Sagittarius: I won’t make any end-of-year birthday jokes, or jabs about birthdays near the holidays. I, too, am a Sagittarius, so I know how it is. Instead, I’ll give you an intelligent, non-holiday-related horoscope like I do for others around their birthdays. Of course, I don’t make the horoscopes, I just interpret them from the heavens. Let’s see here. Ooh! Your ruling planet Jupiter is in Sagittarius from now through next year. Jupiter is the biggest planet. December is the biggest shopping month of the year—dang it. Oh, well. Maybe next year *slinks into gift-wrapped bed parents got for him because they thought it was “cute.”*
Capricorn: A long way from home, a speck of dust has traveled to tell you a very important message. Unfortunately, you breathed in and sneezed out the entire city of Whoville. Oops.
Aquarius: Couches are comfy. Beds are comfy. You know what else are comfy? Pajamas! If your couch, bed, or pajamas are not comfy, make them comfier. No one needs to spend their life with uncomfortable beds, couches, or pajamas.

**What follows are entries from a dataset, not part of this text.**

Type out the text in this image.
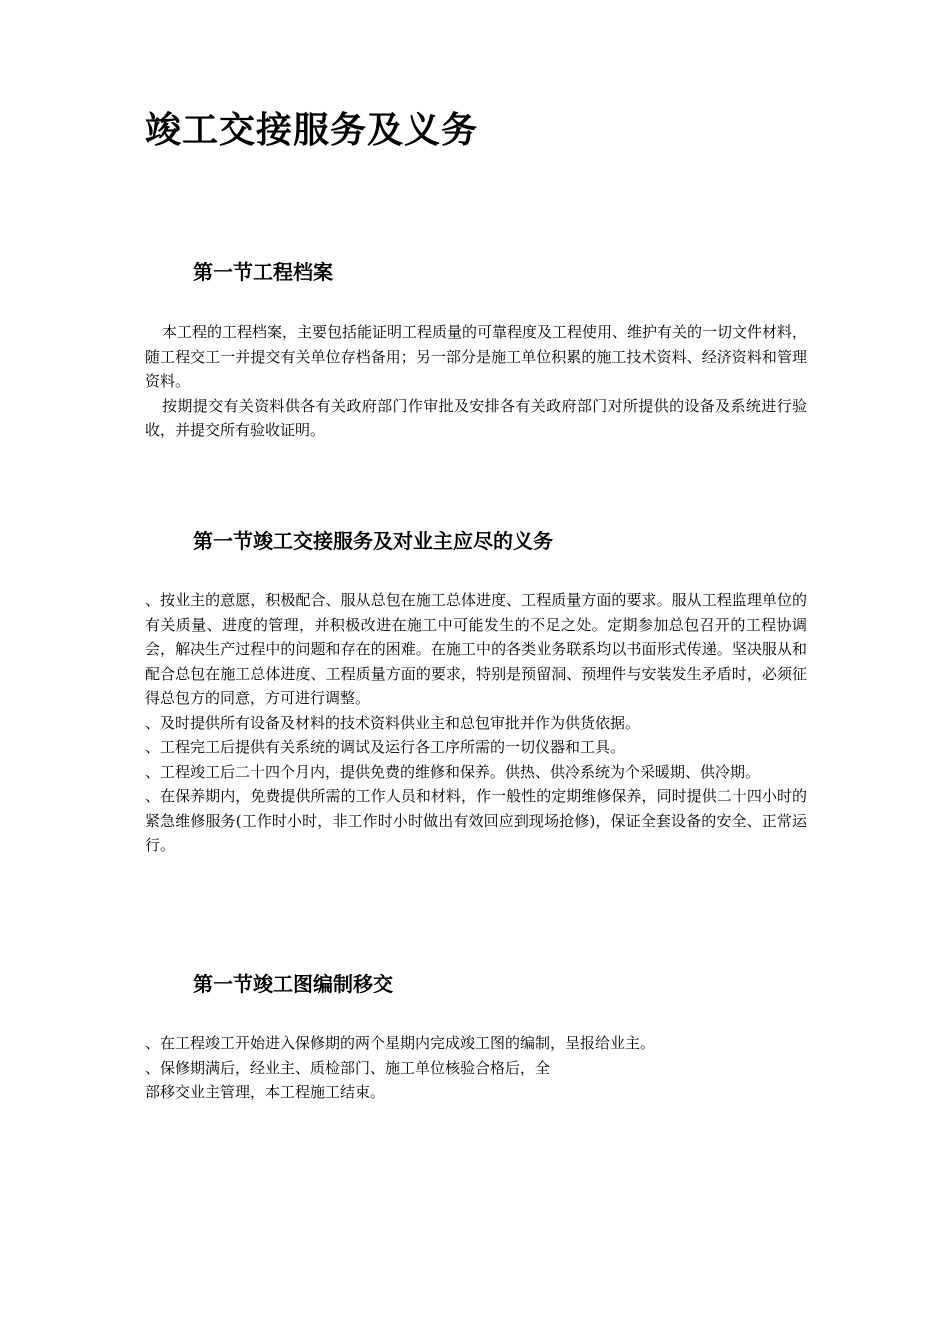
竣工交接服务及义务
第一节工程档案

本工程的工程档案，主要包括能证明工程质量的可靠程度及工程使用、维护有关的一切文件材料，随工程交工一并提交有关单位存档备用；另一部分是施工单位积累的施工技术资料、经济资料和管理资料。

按期提交有关资料供各有关政府部门作审批及安排各有关政府部门对所提供的设备及系统进行验收，并提交所有验收证明。

第一节竣工交接服务及对业主应尽的义务

、按业主的意愿，积极配合、服从总包在施工总体进度、工程质量方面的要求。服从工程监理单位的有关质量、进度的管理，并积极改进在施工中可能发生的不足之处。定期参加总包召开的工程协调会，解决生产过程中的问题和存在的困难。在施工中的各类业务联系均以书面形式传递。坚决服从和配合总包在施工总体进度、工程质量方面的要求，特别是预留洞、预埋件与安装发生矛盾时，必须征得总包方的同意，方可进行调整。

、及时提供所有设备及材料的技术资料供业主和总包审批并作为供货依据。

、工程完工后提供有关系统的调试及运行各工序所需的一切仪器和工具。

、工程竣工后二十四个月内，提供免费的维修和保养。供热、供冷系统为个采暖期、供冷期。

、在保养期内，免费提供所需的工作人员和材料，作一般性的定期维修保养，同时提供二十四小时的紧急维修服务(工作时小时，非工作时小时做出有效回应到现场抢修)，保证全套设备的安全、正常运行。

第一节竣工图编制移交

、在工程竣工开始进入保修期的两个星期内完成竣工图的编制，呈报给业主。

、保修期满后，经业主、质检部门、施工单位核验合格后，全

部移交业主管理，本工程施工结束。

Pisces: Until you are ready to learn the meaning of life, prepare yourself. Practice your “enlightened” face. Learn how to faint correctly if you decide you will do that when the time comes. But above all else, when that moment comes, do not, under any circumstances, say, “Really? My dog could have figured that out!” Your dog already has.
Aries: You’ve heard of No Shave November. Now get ready for No Save December.
Taurus: The hills are alive with the sound of music. You know why? Because your neighbor’s niece decided it would be a good time to practice her piano at 7 in the morning, which, while played so lovingly, reverberates throughout the hills and into my dreams. So good luck ever sleeping in in the mornings.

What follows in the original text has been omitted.